Legendary college basketball coach Lute Olson passed away Thursday evening at the age of 85 after a brief stay in hospice care. Olson built the University of Arizona into a national power and won the Wildcats’ only national championship. He’s won of only five NCAA men’s basketball coaches with 20 20-win seasons.
The 2002 Naismith Memorial Basketball Hall of Fame inductee is best known for his exploits at Arizona and Iowa, but he got his start in college basketball in Long Beach, with championship stays at LBCC and Long Beach State, which earned him induction into the LBCC and Century Club Halls of Fame.
Olson began his career coaching high school basketball at Western and Marina High, before getting his first-ever college coaching job as the head coach at LBCC, where he coached from 1969-73, winning the 1971 state championship. Olson’s 103-22 record over four seasons still puts him at the top of the Vikings’ winning percentage records.
Olson earned an induction into the LBCC Hall of Champions for his run with the Vikings, which he said could have lasted forever.
“I was perfectly content there, and had no plans to go anyplace, I loved it there,” Olson said in an interview with Long Beach sportswriter Doug Krikorian. “Del Walker, a great guy, was the athletic director, and I recall his telling me when he hired me that he wanted me to recruit players strictly from the Long Beach area, which I did.”
His prowess at LBCC led him to be hired by Long Beach State in 1973, where his one season coaching the 49ers has led to some of the greatest “What ifs?” in LBSU sports history.
Olson was hired to replace Jerry Tarkanian after Tark left for UNLV. Olson said he was hesitant about taking the job because of rumors that Tark’s recruiting methods were about to land Long Beach on NCAA probation. Long Beach State athletic director Lew Comer persuaded him that wasn’t going to happen, so Olson left LBCC for Long Beach State, where he coached a 24-2 49ers team in 73-74 that was ranked as high as No. 3 in the nation. That 24-2 record is still the best single-season winning percentage in program history.
“I really liked my job at City,” said Olson in an interview with Chris Trevino in 2015. “I didn’t want to leave a job like City if probation was coming.”
Olson said that Kansas State coach Tex Winter–who would become the Long Beach State coach to succeed Olson–helped persuade him to leave LBCC for the NCAA job.
Five players on that historic Long Beach State team were drafted into the NBA: Cliff and Roscoe Poindexter, Glenn McDonald, Leonard Grey, and Bobby Gross.
“They were so good it was incredible,” said Gary Anderson, who played for Olson and had his own legendary coaching career at LBCC. “It wasn’t even fair.”
Midway through the historic season, the NCAA issued sanctions against Long Beach State that banned the 49ers from the postseason.

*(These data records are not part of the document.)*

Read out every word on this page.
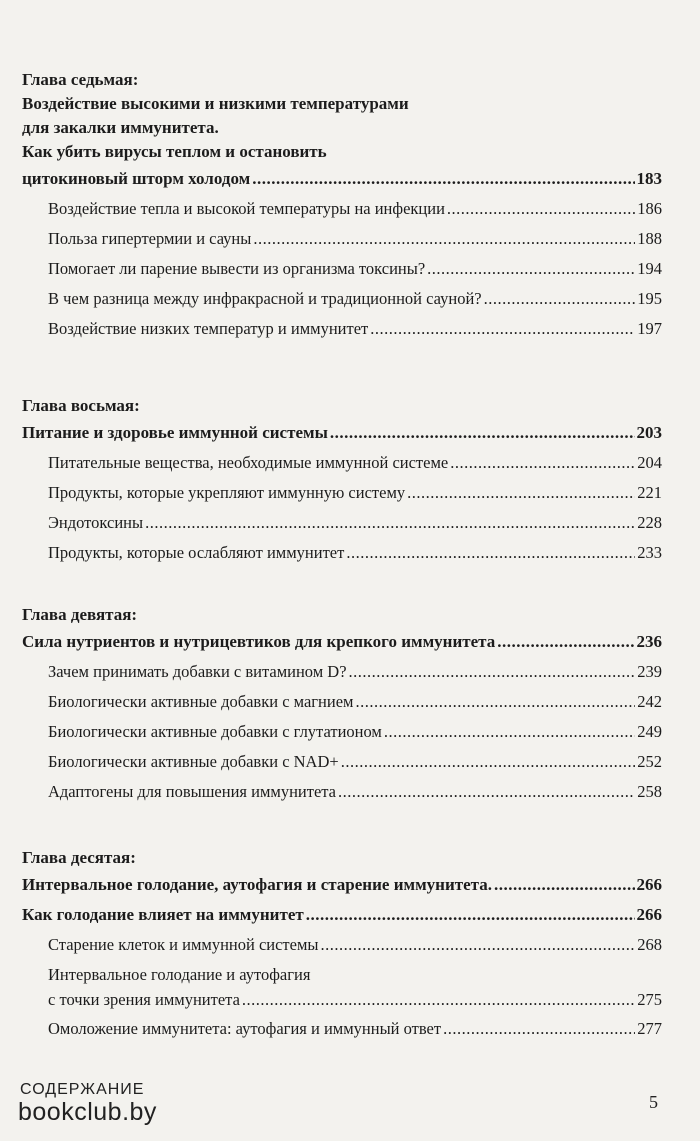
Глава седьмая:

Воздействие высокими и низкими температурами

для закалки иммунитета.

Как убить вирусы теплом и остановить

цитокиновый шторм холодом .....	183
Воздействие тепла и высокой температуры на инфекции .....	186
Польза гипертермии и сауны .....	188
Помогает ли парение вывести из организма токсины? .....	194
В чем разница между инфракрасной и традиционной сауной? .....	195
Воздействие низких температур и иммунитет .....	197

Глава восьмая:

Питание и здоровье иммунной системы .....	203
Питательные вещества, необходимые иммунной системе .....	204
Продукты, которые укрепляют иммунную систему .....	221
Эндотоксины .....	228
Продукты, которые ослабляют иммунитет .....	233

Глава девятая:

Сила нутриентов и нутрицевтиков для крепкого иммунитета .....	236
Зачем принимать добавки с витамином D? .....	239
Биологически активные добавки с магнием .....	242
Биологически активные добавки с глутатионом .....	249
Биологически активные добавки с NAD+ .....	252
Адаптогены для повышения иммунитета .....	258

Глава десятая:

Интервальное голодание, аутофагия и старение иммунитета. .....	266
Как голодание влияет на иммунитет .....	266
Старение клеток и иммунной системы .....	268
Интервальное голодание и аутофагия
с точки зрения иммунитета .....	275
Омоложение иммунитета: аутофагия и иммунный ответ .....	277
СОДЕРЖАНИЕ
bookclub.by	5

Olson found out through his wife, Bobbi, who was friends with Comer’s wife and other wives of LBSU administrators, that Comer and others had known the sanctions were coming.
“They weren’t truthful,” said Olson. “I would have been happy in Long Beach. If the sanctions hadn’t come down or they would have told the truth about them, I would have stayed…I wasn’t going to work for someone I couldn’t take their word for.”
A heartbroken Olson departed the school for the University of Iowa that offseason.
Long Beach State Hall of Famer and NBA champion Glenn McDonald, one of the stars of that 73-74 team, said the team believed it would have won the national title had it been allowed into the NCAA Tournament.
“When we walked into an arena, we knew we were going to win,” said McDonald. “UCLA had a really great team with Bill Walton and Keith Wilkes, but I just honestly feel we could have beat that team.”
Olson believed throughout his career that it was the most talented roster he ever coached, including his 1988 NCAA championship team at Arizona.
“At Arizona with Steve Kerr in 1988 was great, and certainly the NCAA championship team is there,” said Olson. “But that team at Long Beach State…it would have been interesting to see what could have happened. That team would have had a shot to win the whole thing.”